The Three Alls Policy was a Japanese scorched earth strategy formalized in early 1941 by General Ryūkichi Tanaka. This plan targeted suspected guerrilla base areas with extreme force to transform regions into unpopulated zones where no resistance could survive.
How many civilians died during the Three Alls policy according to historian Mitsuyoshi Himeta?
Historian Mitsuyoshi Himeta estimated that more than 2.47 million Chinese civilians died due to this policy. Communist records showed base area populations dropping from 44 million to 25 million people while Max Hastings wrote that several million civilians perished under these campaigns.
When did Japanese forces destroy river dikes across Hebei Province during the Three Alls policy?

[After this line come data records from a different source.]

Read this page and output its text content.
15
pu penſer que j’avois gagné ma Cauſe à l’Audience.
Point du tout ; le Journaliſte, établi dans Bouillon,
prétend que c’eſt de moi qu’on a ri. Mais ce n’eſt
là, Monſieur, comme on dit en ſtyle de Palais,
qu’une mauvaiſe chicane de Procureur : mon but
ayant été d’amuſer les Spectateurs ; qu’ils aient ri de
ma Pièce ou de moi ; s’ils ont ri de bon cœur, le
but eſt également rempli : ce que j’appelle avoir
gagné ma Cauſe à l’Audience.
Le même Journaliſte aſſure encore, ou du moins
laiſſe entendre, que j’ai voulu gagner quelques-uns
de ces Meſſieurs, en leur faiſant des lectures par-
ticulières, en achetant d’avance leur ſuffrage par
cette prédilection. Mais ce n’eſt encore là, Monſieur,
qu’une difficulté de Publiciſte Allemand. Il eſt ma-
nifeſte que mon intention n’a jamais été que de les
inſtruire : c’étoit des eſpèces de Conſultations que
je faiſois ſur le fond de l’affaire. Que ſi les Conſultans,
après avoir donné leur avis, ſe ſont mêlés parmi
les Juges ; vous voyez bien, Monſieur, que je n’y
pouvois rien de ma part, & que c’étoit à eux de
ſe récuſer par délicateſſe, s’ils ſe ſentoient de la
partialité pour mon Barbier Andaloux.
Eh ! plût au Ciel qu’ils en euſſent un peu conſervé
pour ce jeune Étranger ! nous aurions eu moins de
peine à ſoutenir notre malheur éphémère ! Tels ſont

In July 1942, Japanese forces destroyed 128 dikes across Hebei Province. The flooding impacted 6,752 villages and displaced 2 million civilians who faced immediate execution or forced labor conscription.
Who issued orders for the Three Alls Operation on the 9th of July 1941?
General Yasuji Okamura issued new orders on the 9th of July 1941 titled the Three Alls Operation. His strategy involved burning villages and constructing containment walls along railways to isolate guerrilla fighters from civilian populations completely.
What specific atrocities occurred against women during the Three Alls policy in southern Shanxi and northwest Hubei?
Young women faced systematic sexual violence including gang rape at the edge of a village on Hainan Island on the 14th of December 1943. Pregnant women had their stomachs opened to rip out fetuses and children were thrown from heights to their deaths.